That quest provided the objective of a second expedition when Cook, promoted from Lieutenant to Commander commander in the Resolution, accompanied by Tobias Furneaux's Adventure circumnavigated the globe in high southern latitudes without finding the fabled continental land mass.
On this three-year voyage, Cook crossed the Antarctic Circle, carefully investigated Antarctic waters in that region, and turned north towards the New Hebrides. He revisited New Zealand, went on to discover New Caledonia and Norfolk Island in the Pacific, along with South Georgia in the South Atlantic and also charted Easter Island, the Marquesas and Tonga. By the time he returned to England in 1775, he had covered some 96,000 kilometres in three years.

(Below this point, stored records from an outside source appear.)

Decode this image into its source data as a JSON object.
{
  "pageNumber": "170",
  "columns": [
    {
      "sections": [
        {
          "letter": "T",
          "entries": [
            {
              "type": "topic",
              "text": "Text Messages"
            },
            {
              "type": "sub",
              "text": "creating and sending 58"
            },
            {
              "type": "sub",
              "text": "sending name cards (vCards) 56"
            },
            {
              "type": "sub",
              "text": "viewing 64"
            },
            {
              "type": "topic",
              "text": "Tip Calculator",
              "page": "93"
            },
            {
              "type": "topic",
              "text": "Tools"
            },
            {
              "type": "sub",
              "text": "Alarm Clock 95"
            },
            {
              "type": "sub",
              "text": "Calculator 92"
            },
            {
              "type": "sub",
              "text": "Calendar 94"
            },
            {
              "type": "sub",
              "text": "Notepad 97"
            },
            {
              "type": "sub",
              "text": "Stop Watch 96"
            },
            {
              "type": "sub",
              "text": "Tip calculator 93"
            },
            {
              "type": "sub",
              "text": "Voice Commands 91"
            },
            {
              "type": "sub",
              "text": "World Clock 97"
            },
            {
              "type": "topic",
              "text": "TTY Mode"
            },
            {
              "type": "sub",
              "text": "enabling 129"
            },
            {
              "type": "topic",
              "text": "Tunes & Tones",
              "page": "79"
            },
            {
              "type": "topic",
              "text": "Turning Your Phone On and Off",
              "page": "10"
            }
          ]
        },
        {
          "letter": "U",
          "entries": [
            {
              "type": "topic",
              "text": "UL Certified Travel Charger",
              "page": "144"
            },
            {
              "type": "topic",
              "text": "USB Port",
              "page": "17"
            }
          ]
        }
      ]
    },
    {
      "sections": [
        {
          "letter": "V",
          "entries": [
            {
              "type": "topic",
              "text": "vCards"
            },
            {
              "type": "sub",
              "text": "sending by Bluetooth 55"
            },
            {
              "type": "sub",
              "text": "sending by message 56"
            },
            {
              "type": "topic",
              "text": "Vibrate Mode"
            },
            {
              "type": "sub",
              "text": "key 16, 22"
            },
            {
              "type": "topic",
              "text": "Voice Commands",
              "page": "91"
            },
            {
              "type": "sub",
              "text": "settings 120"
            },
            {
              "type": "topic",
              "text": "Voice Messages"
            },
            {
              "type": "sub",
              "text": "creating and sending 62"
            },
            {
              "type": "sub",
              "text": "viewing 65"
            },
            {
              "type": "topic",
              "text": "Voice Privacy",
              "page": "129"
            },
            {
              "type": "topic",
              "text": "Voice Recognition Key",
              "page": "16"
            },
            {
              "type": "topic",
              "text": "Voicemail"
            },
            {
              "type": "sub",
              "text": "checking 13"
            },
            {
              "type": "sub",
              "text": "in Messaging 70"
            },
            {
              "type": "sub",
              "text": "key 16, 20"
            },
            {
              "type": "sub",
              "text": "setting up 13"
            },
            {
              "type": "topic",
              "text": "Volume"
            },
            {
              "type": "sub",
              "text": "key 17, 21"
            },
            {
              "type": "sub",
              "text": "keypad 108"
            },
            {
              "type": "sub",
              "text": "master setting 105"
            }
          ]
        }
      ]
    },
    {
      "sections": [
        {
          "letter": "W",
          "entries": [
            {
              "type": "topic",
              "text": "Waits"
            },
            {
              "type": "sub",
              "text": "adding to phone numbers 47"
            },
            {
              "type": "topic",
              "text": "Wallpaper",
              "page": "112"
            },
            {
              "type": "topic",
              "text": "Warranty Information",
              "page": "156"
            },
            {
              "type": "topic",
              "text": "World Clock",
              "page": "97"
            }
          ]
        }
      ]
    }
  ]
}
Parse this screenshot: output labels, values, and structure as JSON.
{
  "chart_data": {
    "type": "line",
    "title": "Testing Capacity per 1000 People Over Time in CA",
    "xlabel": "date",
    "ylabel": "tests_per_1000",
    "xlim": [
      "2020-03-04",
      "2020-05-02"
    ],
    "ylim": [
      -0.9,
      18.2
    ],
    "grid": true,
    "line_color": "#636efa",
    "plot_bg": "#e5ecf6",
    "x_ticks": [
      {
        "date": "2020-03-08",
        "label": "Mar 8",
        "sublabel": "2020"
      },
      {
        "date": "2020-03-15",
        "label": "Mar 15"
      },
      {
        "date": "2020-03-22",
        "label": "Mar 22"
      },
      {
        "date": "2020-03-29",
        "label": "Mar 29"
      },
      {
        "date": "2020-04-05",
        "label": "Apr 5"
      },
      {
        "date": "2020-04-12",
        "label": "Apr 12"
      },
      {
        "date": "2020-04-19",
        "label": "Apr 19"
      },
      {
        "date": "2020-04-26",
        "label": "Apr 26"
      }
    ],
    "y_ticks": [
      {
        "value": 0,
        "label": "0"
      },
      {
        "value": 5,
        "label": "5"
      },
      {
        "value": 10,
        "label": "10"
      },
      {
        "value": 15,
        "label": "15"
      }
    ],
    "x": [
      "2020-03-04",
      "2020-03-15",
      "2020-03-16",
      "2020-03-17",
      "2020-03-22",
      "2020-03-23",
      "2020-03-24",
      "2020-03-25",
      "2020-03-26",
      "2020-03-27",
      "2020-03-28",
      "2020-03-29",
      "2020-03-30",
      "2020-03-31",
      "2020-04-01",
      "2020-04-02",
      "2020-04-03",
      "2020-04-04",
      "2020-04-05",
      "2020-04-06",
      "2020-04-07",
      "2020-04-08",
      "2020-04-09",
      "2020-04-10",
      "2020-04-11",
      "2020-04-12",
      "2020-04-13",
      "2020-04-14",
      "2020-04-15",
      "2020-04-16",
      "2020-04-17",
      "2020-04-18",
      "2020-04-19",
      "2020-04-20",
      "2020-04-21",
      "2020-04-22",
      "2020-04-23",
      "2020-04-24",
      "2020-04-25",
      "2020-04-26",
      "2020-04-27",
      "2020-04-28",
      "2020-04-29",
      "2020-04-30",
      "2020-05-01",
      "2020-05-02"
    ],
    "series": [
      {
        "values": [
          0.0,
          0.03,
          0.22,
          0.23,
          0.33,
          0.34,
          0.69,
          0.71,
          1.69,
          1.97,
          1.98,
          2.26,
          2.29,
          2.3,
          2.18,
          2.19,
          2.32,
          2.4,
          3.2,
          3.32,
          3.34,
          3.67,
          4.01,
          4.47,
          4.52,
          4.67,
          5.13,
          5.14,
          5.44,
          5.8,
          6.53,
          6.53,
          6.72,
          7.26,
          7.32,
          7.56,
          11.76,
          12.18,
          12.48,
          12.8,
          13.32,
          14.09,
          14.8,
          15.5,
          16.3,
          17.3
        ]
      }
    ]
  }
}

Along the way, in February and March 1773, the Adventure, having lost the Resolution in fog and gales, made for Van Diemen's Land's south coast. Furneaux renamed Bruny Island's Adventure Bay, sailed around the Tasman Peninsula and along Tasmania's east before proceeding to a pre-arranged rendezvous in New Zealand.
Having put to rest the myth of Terra Australis Incognita, Cook, promoted to Captain and given an honorary retirement from the Navy, with a sinecure as an officer of the Greenwich Hospital. He was now a Fellow of the Royal Society, awarded the Copley Gold Medal for the remarkable achievement of completing his second voyage without losing a man to scurvy, but remained restless.
Cook turned his attention to the Pacific coasts of North America and Siberia, where he hoped to find the western outlet of the fabled North-West Passage, which was believed to connect the Atlantic to the Pacific around the top of North America.